BT, bacteriophage therapy; CVID, common variable immunodeficiency; LTx, lung transplantation; MDR, multidrug-resistant; XDR, extensively drug-resistant.

Data Sharing Statement

The data is available upon request.

Ethics and Consent

The patient was informed of the publication of this case report and signed a letter of consent. The present case did not require ethics committee approval based on the French ethical guidelines for clinical research to publish case details.

Author Contributions

All authors meet the ICMJE authorship criteria.
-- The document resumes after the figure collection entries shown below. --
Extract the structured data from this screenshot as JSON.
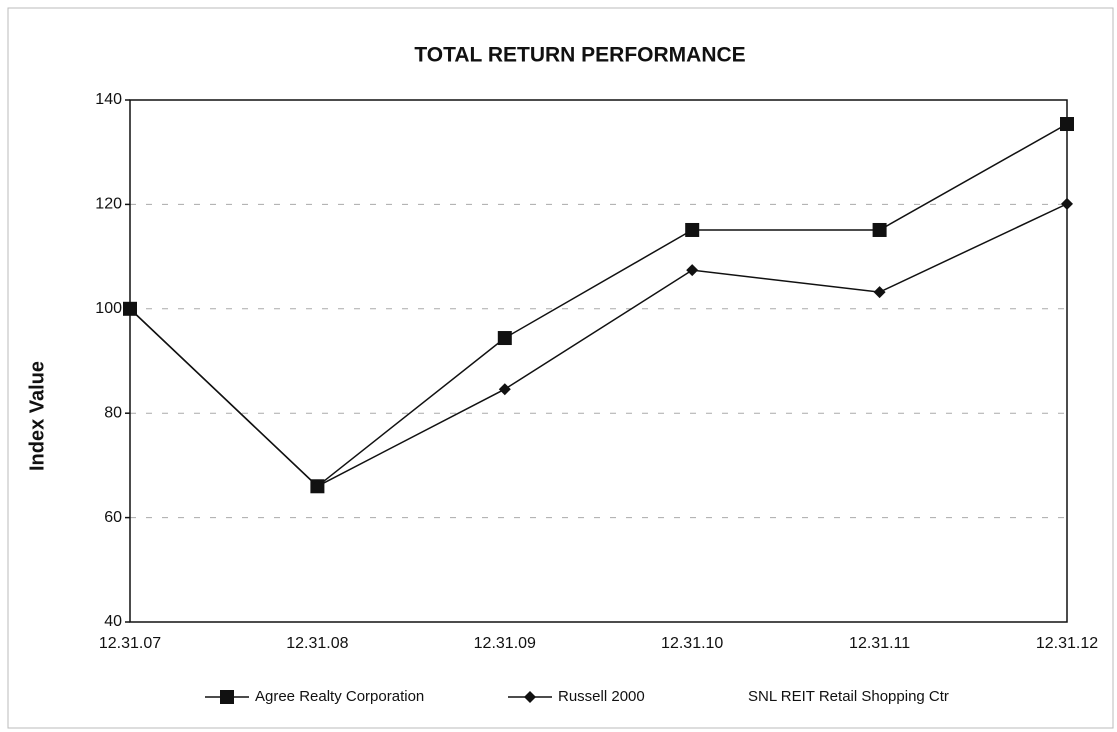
{
  "chart_data": {
    "type": "line",
    "title": "TOTAL RETURN PERFORMANCE",
    "y_label": "Index Value",
    "categories": [
      "12.31.07",
      "12.31.08",
      "12.31.09",
      "12.31.10",
      "12.31.11",
      "12.31.12"
    ],
    "series": [
      {
        "name": "Agree Realty Corporation",
        "color": "#111111",
        "marker": "square",
        "values": [
          100,
          66,
          94.4,
          115.1,
          115.1,
          135.4
        ]
      },
      {
        "name": "Russell 2000",
        "color": "#111111",
        "marker": "diamond",
        "values": [
          100,
          66,
          84.6,
          107.4,
          103.2,
          120.1
        ]
      },
      {
        "name": "SNL REIT Retail Shopping Ctr",
        "color": "#ffffff",
        "marker": "none",
        "values": [
          null,
          null,
          null,
          null,
          null,
          null
        ]
      }
    ],
    "ylim": [
      40,
      140
    ],
    "yticks": [
      40,
      60,
      80,
      100,
      120,
      140
    ],
    "grid": true,
    "legend": "bottom"
  }
}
All authors made a significant contribution to the work reported, whether in the conception, study design, execution, acquisition of data, analysis, and interpretation, or in all these areas; took part in drafting, revising, or critically reviewing the article; gave final approval of the version to be published; have agreed on the journal to which the article has been submitted; and agree to be accountable for all aspects of the work.

Funding

The authors and co-workers did not receive any specific funding for this study.

Disclosure

Dr Cindy Fevre reports personal fees from Pherecydes Pharma, outside the submitted work. The authors report no other conflicts of interest in this work.